一般的には、5本針を使う方法や、長い輪針を使ったマジックループがよく知られています。どちらも広く使われている編み方ですが、慣れるまで扱いにくさを感じることもあります。針の本数が多くて手元が忙しくなったり、長いケーブルを引き出す動作が増えたりすることもあるからです。
こうした小さな輪編みのために作られた道具が「ミニ輪針」です。
ミニ輪針とは、通常の輪針よりも針先が短く、ケーブルも短く設計された輪針のことです。靴下や袖口のように目数の少ない輪編みでも、針が突っ張りにくく、取り回しがしやすくなるように作られています。

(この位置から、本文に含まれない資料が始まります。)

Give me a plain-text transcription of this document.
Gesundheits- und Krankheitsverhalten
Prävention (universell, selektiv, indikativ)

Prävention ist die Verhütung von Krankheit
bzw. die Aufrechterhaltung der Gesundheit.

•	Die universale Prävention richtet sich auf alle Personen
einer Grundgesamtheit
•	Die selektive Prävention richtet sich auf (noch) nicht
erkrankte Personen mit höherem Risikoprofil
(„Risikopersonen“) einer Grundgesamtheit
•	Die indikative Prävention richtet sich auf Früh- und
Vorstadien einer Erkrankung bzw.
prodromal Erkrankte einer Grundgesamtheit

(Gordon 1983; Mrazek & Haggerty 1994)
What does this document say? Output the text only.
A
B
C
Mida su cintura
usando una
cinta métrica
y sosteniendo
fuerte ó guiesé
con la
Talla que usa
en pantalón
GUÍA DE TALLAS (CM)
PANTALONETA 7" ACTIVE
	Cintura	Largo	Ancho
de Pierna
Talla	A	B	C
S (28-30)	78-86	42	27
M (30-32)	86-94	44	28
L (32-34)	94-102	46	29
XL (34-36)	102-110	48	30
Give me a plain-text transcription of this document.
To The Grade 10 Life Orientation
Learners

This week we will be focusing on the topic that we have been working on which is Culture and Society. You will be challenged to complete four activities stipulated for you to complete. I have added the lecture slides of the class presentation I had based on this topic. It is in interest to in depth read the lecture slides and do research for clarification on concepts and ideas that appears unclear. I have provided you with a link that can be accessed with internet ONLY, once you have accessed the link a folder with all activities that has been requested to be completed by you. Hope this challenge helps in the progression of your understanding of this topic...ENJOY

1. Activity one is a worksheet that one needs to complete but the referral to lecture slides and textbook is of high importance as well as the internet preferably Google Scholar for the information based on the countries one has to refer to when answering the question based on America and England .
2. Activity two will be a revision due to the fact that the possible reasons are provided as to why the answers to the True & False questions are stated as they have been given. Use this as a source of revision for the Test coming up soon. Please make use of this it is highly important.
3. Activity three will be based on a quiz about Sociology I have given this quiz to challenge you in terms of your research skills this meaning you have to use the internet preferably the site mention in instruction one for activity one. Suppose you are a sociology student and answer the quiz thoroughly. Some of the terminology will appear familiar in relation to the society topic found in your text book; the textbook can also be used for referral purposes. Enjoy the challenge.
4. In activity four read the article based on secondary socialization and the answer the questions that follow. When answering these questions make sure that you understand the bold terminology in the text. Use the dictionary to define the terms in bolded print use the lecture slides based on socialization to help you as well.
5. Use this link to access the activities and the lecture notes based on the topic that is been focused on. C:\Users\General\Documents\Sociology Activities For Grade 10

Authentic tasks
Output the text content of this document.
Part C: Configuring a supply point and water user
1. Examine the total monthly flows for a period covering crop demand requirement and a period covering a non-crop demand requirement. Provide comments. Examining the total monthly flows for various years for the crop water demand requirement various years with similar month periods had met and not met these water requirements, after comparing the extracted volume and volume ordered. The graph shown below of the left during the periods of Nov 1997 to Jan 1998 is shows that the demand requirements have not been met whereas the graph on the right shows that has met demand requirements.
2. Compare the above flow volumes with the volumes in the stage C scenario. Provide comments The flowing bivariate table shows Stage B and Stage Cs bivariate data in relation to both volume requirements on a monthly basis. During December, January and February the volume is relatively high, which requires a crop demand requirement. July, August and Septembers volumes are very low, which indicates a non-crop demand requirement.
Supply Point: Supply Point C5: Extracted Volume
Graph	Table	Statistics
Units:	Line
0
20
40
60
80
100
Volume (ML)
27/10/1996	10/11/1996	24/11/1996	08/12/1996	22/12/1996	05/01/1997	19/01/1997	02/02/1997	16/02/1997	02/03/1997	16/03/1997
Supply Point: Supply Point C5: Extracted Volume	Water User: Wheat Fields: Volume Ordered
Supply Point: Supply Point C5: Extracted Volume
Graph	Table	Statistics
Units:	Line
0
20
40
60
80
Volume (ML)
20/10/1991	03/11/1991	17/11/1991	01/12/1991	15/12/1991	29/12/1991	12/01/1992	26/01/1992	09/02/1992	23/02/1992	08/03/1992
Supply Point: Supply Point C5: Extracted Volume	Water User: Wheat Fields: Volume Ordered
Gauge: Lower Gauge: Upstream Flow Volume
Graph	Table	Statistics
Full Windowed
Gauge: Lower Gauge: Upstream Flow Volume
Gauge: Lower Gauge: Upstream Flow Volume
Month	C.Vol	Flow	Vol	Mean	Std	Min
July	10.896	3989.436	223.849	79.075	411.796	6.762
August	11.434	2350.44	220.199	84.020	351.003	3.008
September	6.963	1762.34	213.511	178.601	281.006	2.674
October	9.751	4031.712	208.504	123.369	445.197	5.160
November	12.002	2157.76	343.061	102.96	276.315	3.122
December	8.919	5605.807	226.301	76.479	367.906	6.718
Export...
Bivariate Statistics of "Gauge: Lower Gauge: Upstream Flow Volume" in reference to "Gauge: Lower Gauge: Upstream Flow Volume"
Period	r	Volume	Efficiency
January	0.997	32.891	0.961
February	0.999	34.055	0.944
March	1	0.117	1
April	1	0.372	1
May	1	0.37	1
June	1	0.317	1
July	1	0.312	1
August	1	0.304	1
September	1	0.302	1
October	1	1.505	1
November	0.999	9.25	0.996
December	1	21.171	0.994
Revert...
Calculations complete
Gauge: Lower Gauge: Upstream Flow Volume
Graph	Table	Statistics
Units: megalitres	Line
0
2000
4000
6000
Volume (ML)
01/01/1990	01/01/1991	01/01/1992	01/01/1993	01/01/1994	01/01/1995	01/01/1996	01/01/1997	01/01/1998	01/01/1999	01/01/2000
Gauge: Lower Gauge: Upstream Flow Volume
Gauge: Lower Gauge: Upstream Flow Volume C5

普通の輪針はセーターやショールのような大きな作品にも対応できる長さがあります。そのため、目数が少ない部分を編むときには、針やケーブルが余ってしまい、動きが大きくなることがあります。ミニ輪針は最初から小さな円を編むためのサイズなので、手元の動きがコンパクトになり、編み進めやすくなるのが特徴です。
一方で、ミニ輪針には最初に戸惑う点もあります。それは針先が短いことです。普段の編み針のように手のひら全体で持つというより、指先でつまむように扱う感覚になります。最初は違和感がありますが、多くのニッターが「慣れると自然に編めるようになる」と感じています。
実際のレビューでも、「最初は短く感じたけれど慣れるとサクサク編める」「袖やソックスがとても編みやすくなった」という声が多く見られます。小さな輪を編む作業が続くときには、道具の違いが作業の快適さに直結することが分かります。
ミニ輪針にはいくつかのタイプがあります。針先とケーブルを自由に組み合わせる付け替え式のタイプや、最初から固定された短い輪針などです。針先の長さやケーブルの長さを組み合わせることで、編む作品に合わせて使い分けることもできます。
また、ミニ輪針を使ってみて「うまく編めない」と感じる場合もあります。これは、通常の輪針の使い方のまま編もうとすると起きやすい違和感です。少し持ち方や動きを変えるだけで、驚くほどスムーズに編めるようになることがあります。
ページの途中には、ミニ輪針の基本的な使い方を解説した動画と、編みやすくするコツを紹介した動画を掲載しています。文章だけでは伝わりにくい部分も、実際の手の動きを見ることで理解しやすくなります。
靴下や袖口、ベビー小物など、小さな輪編みの場面が多い方にとって、ミニ輪針は一度試してみる価値のある道具です。小さな円を編むときの取り回しが少し変わるだけで、編み物の時間の感覚は意外と変わります。